Hi George,
Routing is performed in HW and you can achieved the same throughput in L3 than in L2. Because everything happens in HW, to keep that L3 throughput, you need to stay within the HW capacity of the L3 tables, otherwise slow path (CPU) may happen.
Following the link Drew gave you, you can find all the relevant information.
Looking at the first table of the DS on page 5: You have a BD8810 with c-series modules and a single MSM-48c. You have then a backplane bandwidth capacity of 24Gbps per Slot. You can double that adding a second MSM-48c.
Does it mean the max throughput is 24 * nb_slots? Yes and no. It depends on the traffic pattern and how many L3 entries are considered.
- What about the traffic pattern? I/O module can perform local forwarding, so if your destination is on the same chip, the backplane is not used. Worst case would be every single packet has to go through the backplane.

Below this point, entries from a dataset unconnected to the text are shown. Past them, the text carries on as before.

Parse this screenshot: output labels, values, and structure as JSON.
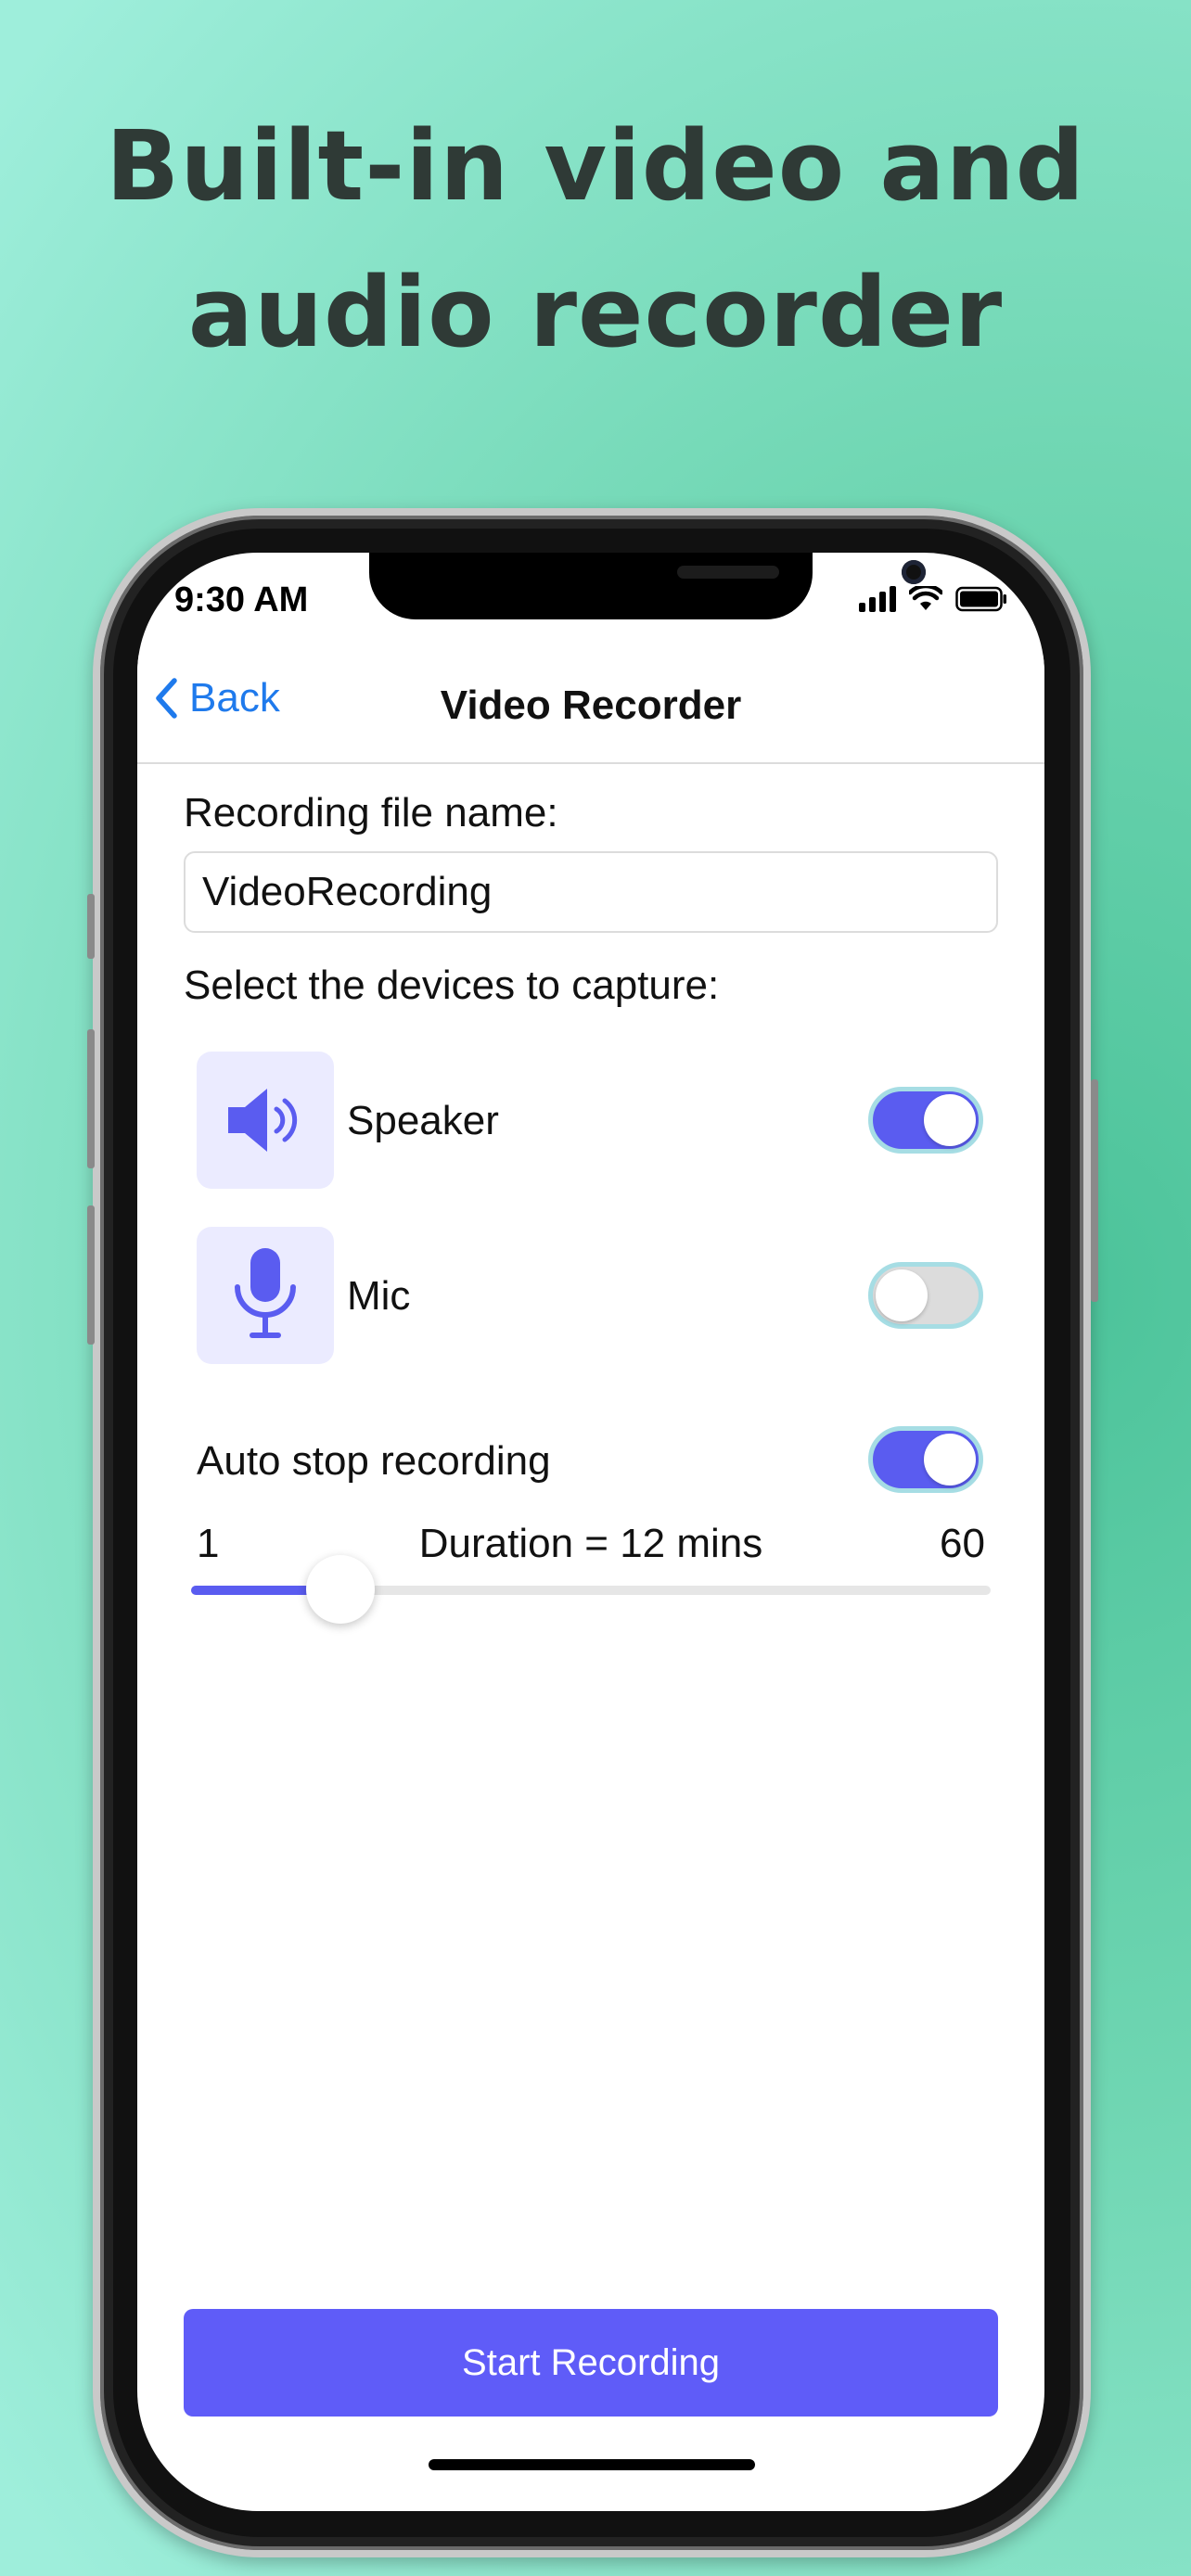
{
  "headline": [
    "Built-in video and",
    "audio recorder"
  ],
  "status_bar": {
    "time": "9:30 AM"
  },
  "navbar": {
    "back_label": "Back",
    "title": "Video Recorder"
  },
  "form": {
    "file_name_label": "Recording file name:",
    "file_name_value": "VideoRecording",
    "devices_label": "Select the devices to capture:"
  },
  "devices": [
    {
      "label": "Speaker",
      "icon": "speaker-icon",
      "enabled": true
    },
    {
      "label": "Mic",
      "icon": "microphone-icon",
      "enabled": false
    }
  ],
  "auto_stop": {
    "label": "Auto stop recording",
    "enabled": true
  },
  "duration_slider": {
    "min_label": "1",
    "max_label": "60",
    "min": 1,
    "max": 60,
    "value": 12,
    "caption": "Duration = 12 mins"
  },
  "start_button": {
    "label": "Start Recording"
  },
  "colors": {
    "accent": "#5a5cf0",
    "button": "#5f5cf8",
    "link": "#1f7aec",
    "background": "#6fd6b2"
  }
}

- What about L3 tables? Simplifying a bit, I/O modules store all the forwarding information in their chip. As long as you stay within their HW capacity, traffic is HW forwarded. But if you put too many entries (too many LPM routes, too many ARP entries, Multicast...) then the chip will not be able to HW forward everything, and the CPU will be used.
You can issue that CLI command to have a view of your L3 resources usage. It's better to execute it during a normal day with a normal activity:
sh iproute reserved-entries statistics
Your limits is listed on the same table of the DS, and this output will also give you the limits. It could be useful to know what EXOS version you're using.
So, assuming you're within the HW capacity, your worst case throughput is 24*5 (slots used) = 120Gbps (or 240Gbps in Marketing math).